Malheureusement, il s'obstine à continuer dans une phase compliquée pour lui en ce moment, enchaînant les séquences de défense inutiles et très souvent compliquées pour lui et pour ses jambes en ce moment, surtout sur dur. Sur terre battue, avec plus de temps et un rebond plus haut, ce genre de points longs, compliqués et engagés tourneront peut être un peu plus qu'avant à son avantage. La solution sur dur ou surface intermédiaire pour lui serait de prendre la balle plus tôt, où il est capable de mettre du rythme et de l'intensité, avec une très belle volée et un coup droit d'attaque tranchant, ce qui l'a remis dans le match contre Tomas Berdych. Prendre l'échange à son compte semble être une des solutions pour revenir à un niveau auquel il pourrait remporter au moins un autre tournoi du Grand Chelem.
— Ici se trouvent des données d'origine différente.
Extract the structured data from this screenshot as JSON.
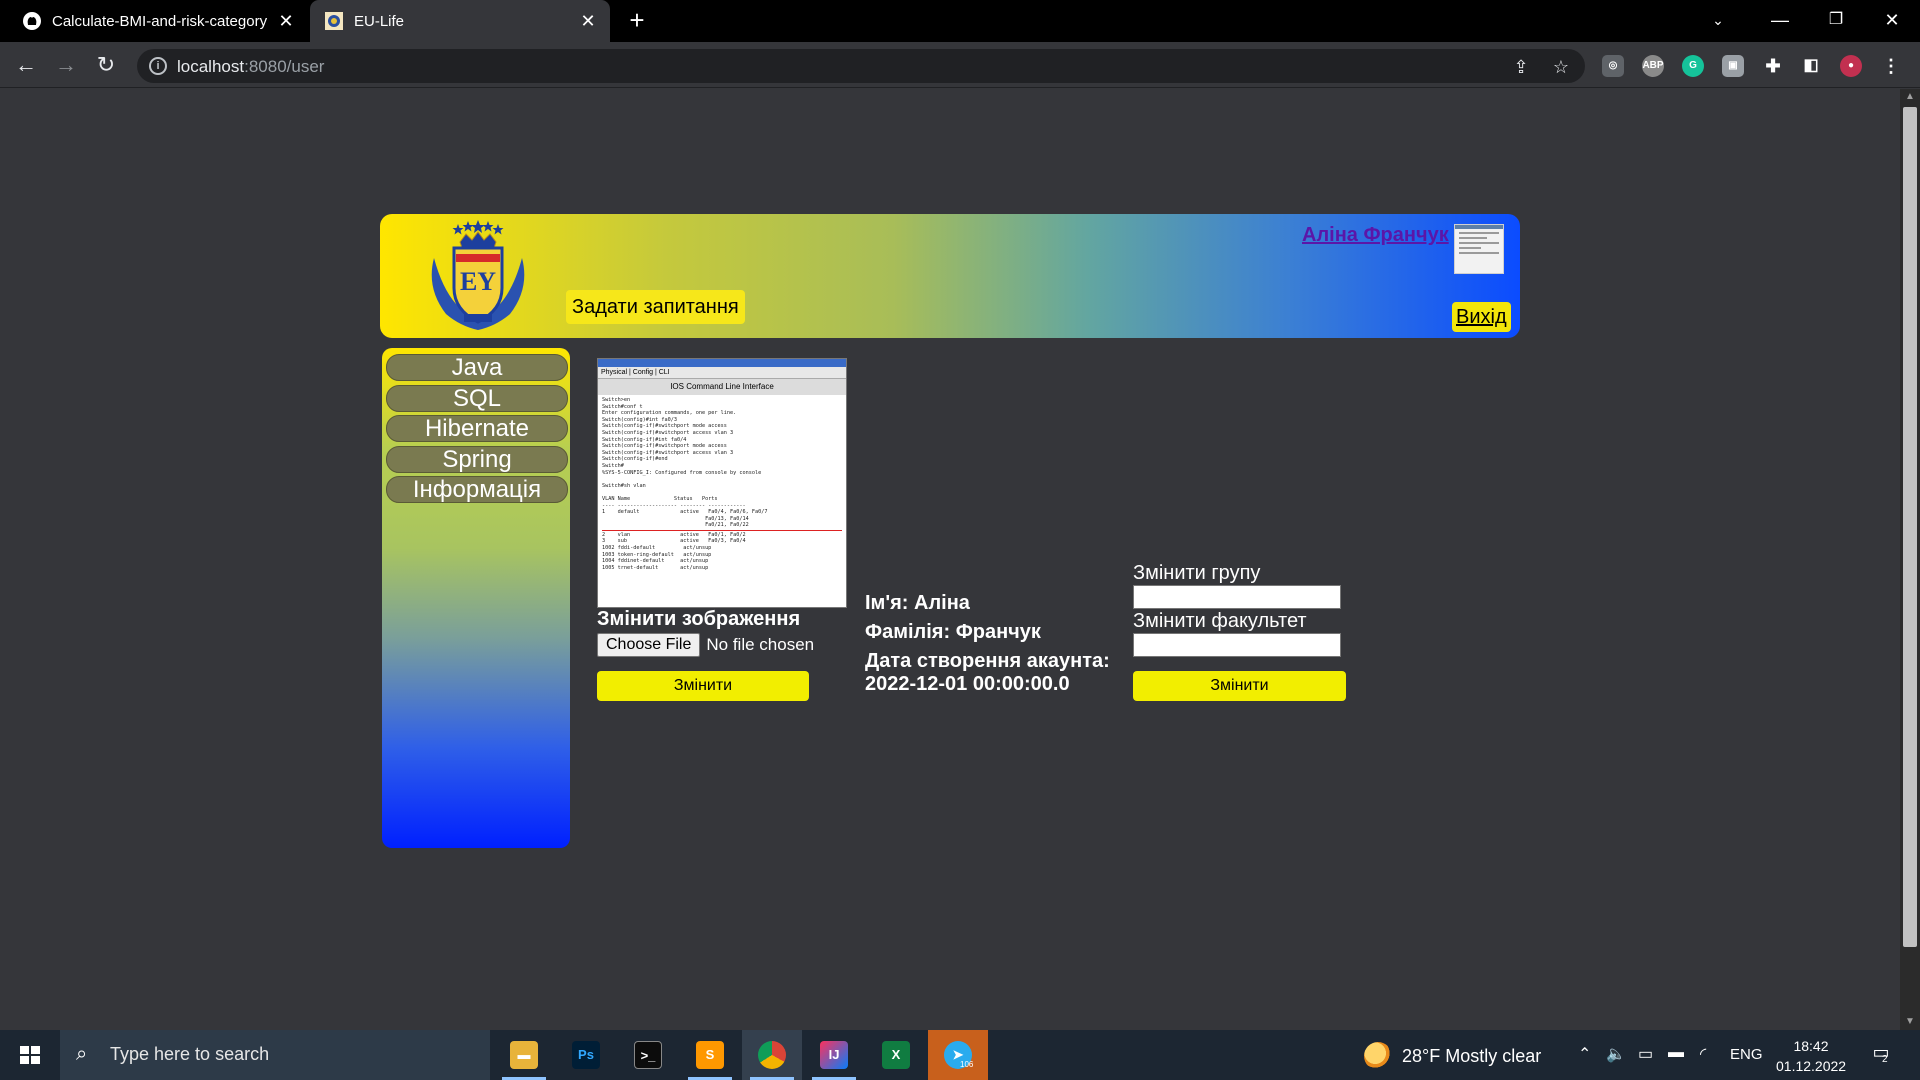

Le débloquage mental et tactique de Tomas Berdych donnera sûrement des idées et des options pour les autres adversaires de Nadal, de plus en plus inquiété par des cogneurs agressifs ou même par tous types de joueurs. Le complexe présent jadis avant de jouer le Majorcain semble s'estomper, et les joueurs ne semblent plus avoir peur de Rafael Nadal, l'ogre de l'ocre.